Not Available Through National Institute of Justice/NCJRS Document Loan Program
Rockville, MD 20849
United States of America
Type: Thesis/Dissertation
Language: English
Country: United States of America
Annotation: This study hypothesized that high homicide rates persist in Southern counties that remain relatively unaffected structurally by changes that are transforming the region as a whole.

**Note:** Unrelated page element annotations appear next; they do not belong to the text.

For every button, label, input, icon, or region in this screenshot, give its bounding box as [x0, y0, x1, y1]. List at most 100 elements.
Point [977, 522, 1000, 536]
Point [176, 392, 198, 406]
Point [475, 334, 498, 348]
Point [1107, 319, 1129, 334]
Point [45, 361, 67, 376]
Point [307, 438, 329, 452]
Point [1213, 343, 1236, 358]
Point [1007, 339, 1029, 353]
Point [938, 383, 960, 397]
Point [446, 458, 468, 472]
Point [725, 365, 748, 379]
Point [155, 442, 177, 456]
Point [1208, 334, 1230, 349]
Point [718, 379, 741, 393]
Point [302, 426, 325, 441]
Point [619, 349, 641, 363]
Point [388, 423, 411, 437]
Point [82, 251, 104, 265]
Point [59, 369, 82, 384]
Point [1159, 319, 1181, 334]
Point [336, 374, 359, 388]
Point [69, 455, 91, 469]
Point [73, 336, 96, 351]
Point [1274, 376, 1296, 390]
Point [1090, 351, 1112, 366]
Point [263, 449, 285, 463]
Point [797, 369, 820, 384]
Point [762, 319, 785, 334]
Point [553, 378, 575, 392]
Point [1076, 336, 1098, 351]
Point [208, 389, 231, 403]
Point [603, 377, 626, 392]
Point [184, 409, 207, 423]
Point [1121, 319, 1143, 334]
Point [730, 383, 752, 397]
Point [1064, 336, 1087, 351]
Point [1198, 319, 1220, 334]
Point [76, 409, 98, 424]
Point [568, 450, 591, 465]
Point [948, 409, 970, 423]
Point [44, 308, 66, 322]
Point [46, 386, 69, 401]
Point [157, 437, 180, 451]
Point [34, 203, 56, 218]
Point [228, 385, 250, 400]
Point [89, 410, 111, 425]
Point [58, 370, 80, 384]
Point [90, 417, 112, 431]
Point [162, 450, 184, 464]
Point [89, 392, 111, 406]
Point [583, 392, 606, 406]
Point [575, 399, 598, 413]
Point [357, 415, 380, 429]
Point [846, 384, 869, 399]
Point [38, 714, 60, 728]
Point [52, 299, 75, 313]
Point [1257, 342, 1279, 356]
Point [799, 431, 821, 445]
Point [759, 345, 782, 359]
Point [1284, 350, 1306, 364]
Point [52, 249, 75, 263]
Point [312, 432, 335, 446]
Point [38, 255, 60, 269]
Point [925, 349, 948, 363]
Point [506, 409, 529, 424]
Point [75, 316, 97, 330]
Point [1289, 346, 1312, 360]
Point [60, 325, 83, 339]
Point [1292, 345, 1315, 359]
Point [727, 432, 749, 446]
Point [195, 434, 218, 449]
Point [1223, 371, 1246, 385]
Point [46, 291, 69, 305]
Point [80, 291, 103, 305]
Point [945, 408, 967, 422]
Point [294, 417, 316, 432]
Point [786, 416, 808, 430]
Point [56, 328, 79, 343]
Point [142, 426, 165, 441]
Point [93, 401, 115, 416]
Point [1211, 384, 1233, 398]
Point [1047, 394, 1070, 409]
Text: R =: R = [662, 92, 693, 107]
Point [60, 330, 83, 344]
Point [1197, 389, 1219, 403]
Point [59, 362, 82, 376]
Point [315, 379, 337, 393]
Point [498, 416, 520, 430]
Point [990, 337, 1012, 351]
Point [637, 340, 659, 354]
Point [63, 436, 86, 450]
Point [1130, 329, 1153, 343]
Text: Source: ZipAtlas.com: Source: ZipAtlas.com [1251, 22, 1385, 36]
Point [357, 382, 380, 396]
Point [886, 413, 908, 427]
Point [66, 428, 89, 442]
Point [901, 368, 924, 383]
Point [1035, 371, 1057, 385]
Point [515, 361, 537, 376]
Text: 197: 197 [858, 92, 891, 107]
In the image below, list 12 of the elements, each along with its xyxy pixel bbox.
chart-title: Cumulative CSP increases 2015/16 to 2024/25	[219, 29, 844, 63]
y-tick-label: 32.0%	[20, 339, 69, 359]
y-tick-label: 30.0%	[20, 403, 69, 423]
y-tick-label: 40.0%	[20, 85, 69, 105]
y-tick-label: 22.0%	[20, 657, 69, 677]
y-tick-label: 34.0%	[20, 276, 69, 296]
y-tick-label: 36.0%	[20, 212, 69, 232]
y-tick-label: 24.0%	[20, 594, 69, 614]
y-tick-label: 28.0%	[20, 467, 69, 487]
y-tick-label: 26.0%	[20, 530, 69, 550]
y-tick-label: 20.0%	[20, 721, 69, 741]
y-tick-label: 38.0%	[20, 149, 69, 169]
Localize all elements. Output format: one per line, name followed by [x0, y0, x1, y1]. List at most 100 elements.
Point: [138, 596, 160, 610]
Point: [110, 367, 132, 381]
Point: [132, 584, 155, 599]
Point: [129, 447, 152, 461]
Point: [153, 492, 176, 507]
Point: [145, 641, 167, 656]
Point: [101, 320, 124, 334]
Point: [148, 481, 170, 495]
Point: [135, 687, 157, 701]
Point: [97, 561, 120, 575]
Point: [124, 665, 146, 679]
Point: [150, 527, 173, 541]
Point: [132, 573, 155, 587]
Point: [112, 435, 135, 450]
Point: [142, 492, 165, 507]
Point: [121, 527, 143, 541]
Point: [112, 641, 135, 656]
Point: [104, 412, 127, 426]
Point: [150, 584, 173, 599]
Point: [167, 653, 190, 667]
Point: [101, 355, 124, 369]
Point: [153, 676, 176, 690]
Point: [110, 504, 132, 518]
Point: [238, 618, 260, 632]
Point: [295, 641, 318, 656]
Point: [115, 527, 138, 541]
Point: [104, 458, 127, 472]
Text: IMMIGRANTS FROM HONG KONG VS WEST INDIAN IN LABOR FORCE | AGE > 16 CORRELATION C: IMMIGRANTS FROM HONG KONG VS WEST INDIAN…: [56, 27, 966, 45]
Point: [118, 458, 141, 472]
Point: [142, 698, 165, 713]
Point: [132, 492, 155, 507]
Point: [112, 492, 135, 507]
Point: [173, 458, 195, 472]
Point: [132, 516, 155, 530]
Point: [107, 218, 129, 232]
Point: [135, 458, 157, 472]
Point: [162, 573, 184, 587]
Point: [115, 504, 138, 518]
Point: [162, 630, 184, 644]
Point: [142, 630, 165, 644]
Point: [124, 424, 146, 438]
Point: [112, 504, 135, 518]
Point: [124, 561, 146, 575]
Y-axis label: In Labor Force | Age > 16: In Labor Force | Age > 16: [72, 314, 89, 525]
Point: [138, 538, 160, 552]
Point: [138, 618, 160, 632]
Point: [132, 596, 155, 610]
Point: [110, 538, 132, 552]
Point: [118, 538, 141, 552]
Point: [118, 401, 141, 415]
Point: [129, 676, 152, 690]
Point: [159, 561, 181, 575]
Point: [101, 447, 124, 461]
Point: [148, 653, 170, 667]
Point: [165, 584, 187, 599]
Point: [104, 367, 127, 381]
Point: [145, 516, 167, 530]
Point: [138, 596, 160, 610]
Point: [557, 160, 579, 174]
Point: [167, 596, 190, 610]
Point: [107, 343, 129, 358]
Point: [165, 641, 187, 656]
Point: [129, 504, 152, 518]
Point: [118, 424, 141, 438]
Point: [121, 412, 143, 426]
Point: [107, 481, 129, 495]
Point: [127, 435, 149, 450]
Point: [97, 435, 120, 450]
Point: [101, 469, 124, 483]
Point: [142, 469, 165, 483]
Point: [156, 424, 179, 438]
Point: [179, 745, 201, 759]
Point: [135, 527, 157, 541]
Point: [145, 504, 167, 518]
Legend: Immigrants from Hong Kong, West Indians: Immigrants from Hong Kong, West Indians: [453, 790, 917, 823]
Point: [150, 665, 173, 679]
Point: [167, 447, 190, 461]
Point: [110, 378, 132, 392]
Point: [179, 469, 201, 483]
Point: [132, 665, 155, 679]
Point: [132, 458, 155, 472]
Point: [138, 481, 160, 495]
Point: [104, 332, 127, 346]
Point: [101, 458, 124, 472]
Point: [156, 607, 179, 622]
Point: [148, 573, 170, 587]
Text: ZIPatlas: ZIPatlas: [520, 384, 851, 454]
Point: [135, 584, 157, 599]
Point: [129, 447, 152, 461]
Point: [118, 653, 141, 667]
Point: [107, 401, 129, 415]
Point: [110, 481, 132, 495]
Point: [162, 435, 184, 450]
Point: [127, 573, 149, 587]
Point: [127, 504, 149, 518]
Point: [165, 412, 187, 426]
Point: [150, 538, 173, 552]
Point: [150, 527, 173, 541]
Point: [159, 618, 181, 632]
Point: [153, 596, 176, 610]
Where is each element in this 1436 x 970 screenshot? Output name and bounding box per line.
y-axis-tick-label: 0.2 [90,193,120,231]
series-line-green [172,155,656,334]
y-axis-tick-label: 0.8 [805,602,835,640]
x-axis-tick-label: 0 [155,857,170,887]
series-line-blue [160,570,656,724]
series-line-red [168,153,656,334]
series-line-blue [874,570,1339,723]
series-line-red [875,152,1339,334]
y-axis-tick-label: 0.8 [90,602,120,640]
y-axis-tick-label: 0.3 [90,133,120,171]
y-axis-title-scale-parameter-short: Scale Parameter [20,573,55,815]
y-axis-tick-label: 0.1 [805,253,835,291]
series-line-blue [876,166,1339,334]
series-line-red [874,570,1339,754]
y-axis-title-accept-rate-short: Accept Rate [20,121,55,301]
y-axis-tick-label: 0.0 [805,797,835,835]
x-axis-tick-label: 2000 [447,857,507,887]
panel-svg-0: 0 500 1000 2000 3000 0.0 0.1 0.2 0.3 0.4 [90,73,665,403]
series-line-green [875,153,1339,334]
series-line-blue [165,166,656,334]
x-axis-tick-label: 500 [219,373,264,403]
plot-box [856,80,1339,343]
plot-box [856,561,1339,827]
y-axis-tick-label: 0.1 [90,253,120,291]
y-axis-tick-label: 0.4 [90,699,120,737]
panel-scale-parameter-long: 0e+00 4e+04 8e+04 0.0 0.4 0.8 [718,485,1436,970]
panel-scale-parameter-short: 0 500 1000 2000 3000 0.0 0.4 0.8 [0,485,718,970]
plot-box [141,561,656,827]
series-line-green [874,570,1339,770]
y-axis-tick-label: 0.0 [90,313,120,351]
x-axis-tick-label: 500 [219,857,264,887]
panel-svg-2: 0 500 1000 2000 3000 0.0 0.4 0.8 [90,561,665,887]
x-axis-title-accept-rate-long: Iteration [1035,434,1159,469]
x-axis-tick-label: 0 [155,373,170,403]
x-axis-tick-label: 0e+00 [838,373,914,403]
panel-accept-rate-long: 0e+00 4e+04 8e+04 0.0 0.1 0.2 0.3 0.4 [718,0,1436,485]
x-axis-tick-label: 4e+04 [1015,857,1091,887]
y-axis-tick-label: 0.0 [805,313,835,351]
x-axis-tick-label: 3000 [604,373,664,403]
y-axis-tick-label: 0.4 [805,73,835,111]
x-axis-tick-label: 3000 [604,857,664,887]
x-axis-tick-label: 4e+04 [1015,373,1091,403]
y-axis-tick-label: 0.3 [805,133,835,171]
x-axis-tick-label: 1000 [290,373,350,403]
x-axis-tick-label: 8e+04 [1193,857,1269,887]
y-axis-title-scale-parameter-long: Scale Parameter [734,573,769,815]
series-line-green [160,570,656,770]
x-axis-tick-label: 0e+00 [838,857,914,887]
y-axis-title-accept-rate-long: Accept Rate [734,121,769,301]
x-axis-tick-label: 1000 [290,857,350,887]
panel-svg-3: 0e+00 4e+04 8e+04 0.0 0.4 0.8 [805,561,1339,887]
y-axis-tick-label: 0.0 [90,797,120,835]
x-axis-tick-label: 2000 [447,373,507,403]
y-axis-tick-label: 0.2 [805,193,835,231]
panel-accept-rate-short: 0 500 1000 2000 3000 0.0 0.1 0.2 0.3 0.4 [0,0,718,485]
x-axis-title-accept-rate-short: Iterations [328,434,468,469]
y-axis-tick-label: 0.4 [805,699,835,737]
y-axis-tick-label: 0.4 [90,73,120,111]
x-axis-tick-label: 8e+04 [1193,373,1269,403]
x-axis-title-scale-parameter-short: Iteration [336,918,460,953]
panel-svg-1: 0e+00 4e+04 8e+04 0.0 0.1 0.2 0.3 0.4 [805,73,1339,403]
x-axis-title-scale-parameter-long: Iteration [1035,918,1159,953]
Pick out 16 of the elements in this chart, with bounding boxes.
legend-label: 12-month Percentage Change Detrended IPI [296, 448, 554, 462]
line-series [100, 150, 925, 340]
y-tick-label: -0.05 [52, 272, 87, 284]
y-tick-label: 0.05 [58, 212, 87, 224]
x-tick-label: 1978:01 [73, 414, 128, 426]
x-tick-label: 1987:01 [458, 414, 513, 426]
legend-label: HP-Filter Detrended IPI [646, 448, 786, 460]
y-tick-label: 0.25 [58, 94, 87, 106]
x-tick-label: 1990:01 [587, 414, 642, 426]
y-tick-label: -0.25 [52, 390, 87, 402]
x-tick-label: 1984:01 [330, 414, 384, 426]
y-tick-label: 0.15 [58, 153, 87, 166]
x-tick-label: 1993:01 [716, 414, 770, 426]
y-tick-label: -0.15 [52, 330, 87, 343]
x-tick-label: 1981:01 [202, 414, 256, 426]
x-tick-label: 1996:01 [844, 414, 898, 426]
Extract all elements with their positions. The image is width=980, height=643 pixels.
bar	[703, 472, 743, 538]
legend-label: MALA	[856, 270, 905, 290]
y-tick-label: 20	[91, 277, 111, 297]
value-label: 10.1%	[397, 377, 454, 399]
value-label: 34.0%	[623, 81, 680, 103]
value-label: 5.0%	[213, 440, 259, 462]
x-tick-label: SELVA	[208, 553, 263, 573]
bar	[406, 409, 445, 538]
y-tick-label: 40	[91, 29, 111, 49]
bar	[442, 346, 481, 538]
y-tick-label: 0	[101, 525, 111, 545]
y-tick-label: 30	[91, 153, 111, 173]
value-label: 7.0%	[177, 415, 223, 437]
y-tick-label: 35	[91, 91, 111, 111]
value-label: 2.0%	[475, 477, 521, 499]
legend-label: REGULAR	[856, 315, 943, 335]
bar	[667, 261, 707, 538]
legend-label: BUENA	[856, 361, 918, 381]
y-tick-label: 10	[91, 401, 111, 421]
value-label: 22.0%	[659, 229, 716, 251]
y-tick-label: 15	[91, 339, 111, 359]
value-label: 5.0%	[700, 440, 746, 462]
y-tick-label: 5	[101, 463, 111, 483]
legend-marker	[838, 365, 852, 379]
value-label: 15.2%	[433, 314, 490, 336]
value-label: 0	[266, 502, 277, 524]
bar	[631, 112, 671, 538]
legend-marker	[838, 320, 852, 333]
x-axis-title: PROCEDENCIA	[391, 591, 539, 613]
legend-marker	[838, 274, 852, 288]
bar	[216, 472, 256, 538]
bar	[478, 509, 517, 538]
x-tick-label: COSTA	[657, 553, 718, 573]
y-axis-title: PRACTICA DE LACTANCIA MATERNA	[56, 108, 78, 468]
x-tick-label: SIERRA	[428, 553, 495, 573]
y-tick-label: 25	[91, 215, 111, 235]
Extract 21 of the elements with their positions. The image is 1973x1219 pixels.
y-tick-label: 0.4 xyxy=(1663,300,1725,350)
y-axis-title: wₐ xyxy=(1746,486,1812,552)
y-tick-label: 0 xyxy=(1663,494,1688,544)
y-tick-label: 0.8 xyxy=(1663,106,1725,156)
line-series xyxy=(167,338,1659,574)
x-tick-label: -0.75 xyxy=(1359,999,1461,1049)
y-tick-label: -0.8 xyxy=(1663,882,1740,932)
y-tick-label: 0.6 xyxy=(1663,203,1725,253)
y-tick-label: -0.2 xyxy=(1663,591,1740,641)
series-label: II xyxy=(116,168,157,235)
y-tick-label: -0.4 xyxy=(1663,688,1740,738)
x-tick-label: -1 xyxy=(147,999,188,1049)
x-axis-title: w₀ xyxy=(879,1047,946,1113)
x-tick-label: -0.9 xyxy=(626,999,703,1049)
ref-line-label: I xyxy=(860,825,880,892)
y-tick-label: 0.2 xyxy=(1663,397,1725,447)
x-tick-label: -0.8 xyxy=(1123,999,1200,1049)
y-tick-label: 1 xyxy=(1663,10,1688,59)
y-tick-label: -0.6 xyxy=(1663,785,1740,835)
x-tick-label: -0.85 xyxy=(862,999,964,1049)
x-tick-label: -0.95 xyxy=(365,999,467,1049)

Abstract: Multiple regression analysis of data collected from a random sample of 300 Southern counties shows that structural and demographic variables explain less than 10 percent of the variance in county homicide rates in 1960 and 1970. Analysis was discontinued because interaction effects were detected. It is proposed that the association of certain structural variables and such unspecified demographic variables as age, sex, and race may account for the failure of structural variables to predict county homicide rates. Structural changes are thought to be producing a relocation of individuals who are demographically prone to commit homicide. It is argued that earlier findings regarding the association of structural variables and State homicide rates may be an artifact of the use of the State as the unit of analysis. The failure of the cultural explanation to specify a learning theory is discussed, and such a theory is tentatively sketched. It is proposed that ecological and behavior approaches may be complementary. Twenty-seven tables, 6 figures, and about 100 references are given. Five appendixes contain study-related materials.
Index Term(s): Crime rate studies; Geographic distribution of crime; Homicide; Microforms; Southern States
Note: *This document is currently unavailable from NCJRS. Florida State University - doctoral dissertation.